Incidently, our critiques at 'Blots are not just about semi colon use, or attributions, or style, or getting certain facts correct; I think the strength of 'Blots is that we can critique the whole story, get down to the heart of our characters, keep the main thing the main thing in our writing.

John read his charming French Cousins tale, written so warmly for his grandchildren. This is a great illustration of how audience effects our voice in our  writing. I can hear and feel John writing this with love for his dear grandchildren who live thousands of miles apart on differenct continents. Great improvement on bringing the kids' voices into the story in dialog. keep writing on this project. Great potential for a wide audience.

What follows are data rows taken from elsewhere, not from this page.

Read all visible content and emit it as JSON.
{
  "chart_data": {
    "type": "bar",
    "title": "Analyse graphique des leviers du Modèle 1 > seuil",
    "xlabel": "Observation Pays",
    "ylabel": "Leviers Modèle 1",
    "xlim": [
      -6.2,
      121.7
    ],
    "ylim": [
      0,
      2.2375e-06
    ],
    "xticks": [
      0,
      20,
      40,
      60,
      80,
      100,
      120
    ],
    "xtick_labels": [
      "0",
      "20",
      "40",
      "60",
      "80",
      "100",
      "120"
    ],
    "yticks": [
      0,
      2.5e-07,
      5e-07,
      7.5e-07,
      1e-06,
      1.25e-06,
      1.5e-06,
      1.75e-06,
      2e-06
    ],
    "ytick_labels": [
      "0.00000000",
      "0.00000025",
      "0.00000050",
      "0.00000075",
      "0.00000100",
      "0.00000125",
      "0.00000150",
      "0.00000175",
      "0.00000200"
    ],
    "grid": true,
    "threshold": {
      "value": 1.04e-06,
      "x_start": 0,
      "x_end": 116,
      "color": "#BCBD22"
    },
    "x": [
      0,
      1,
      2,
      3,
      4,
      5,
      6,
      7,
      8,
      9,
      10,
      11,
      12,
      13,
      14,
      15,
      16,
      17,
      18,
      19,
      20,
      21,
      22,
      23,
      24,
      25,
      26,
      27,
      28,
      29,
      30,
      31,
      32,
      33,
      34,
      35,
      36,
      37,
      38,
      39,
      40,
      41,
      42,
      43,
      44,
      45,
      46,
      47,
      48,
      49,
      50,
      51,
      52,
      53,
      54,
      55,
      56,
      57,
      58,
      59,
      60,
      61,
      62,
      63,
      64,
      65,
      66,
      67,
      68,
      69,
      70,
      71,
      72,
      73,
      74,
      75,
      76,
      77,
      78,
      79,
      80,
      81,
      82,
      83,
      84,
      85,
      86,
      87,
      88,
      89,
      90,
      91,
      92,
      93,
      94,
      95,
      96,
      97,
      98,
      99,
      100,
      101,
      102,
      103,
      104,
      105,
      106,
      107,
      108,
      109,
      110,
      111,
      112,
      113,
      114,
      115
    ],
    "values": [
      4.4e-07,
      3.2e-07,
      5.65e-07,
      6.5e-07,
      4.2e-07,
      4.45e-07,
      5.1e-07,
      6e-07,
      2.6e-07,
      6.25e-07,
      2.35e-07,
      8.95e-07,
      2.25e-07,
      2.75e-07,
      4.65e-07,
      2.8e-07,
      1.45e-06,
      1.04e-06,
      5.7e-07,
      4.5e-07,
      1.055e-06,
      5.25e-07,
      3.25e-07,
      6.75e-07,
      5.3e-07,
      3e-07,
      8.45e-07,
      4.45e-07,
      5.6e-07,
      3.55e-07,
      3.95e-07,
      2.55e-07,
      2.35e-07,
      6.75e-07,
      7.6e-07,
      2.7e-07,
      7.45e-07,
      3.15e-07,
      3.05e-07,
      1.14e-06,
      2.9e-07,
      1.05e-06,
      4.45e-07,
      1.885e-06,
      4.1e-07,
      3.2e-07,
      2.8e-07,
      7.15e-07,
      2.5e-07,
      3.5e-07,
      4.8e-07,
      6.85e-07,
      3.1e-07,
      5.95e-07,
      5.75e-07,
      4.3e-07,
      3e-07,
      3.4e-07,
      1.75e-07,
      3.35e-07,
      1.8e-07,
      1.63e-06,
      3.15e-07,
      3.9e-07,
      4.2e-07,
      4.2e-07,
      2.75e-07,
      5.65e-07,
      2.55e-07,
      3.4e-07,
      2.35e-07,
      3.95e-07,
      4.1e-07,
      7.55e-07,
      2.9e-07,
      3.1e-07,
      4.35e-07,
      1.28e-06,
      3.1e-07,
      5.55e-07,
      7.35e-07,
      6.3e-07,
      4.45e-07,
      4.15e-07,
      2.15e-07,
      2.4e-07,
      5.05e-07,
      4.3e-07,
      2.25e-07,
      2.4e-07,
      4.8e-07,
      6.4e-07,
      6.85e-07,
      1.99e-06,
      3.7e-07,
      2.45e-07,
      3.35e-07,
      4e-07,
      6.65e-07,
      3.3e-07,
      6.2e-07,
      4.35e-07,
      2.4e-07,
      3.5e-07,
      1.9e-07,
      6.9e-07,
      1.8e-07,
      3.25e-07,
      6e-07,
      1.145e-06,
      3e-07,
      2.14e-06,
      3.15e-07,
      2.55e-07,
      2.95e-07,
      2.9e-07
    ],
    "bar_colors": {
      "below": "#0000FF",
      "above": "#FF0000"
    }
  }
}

Next I read from the opening of a new nonfiction book proposal I have made to both P&R and Ligonier, with interest from both. It opens on my visit to Amsterdam in 2007 and a disturbing unplanned encounter that set me trying to sort out why there is the historical undulation in the church. D Mac thought I should return to the recent growth and progress of the gospel in Uganda, a good idea I might save for the end of the last chapter, inclusio fashion. A few criticisms of using cliches. Gag me with a spoon! Me use cliches? I'd rather drop dead, slip on a banana peel, fall off a log than stoop to using cliches. 

Tom read an autobiographical fiction piece he is working on--out of the furnace. John said the opening description of his pre-Christian affair with a woman made him uncomfortable. Tom pushed back (we all do this at times, don't we). I suggested Tom read the Bible's accounts of immorality and follow the divine author's lead on how we portray evil. I also suggested Tom read Samuel Johnson's Rambler 4: "Evil must never be portrayed promiscuously but must always disgust + -" D Mac thought it might help Tom to read Flannery O'Conner's Good Country People (discussed in previous 'Blots) where she has a seduction scene that never crosses the line into being titillating, never woos a reader into longing for the sin. 


Dave wrapped up with a reading of the rewrite of chapter one on a new assassin thriller he is engaged in writing. We had previously felt there needed to be more human quality to the protagonist and first person point of view in the tale.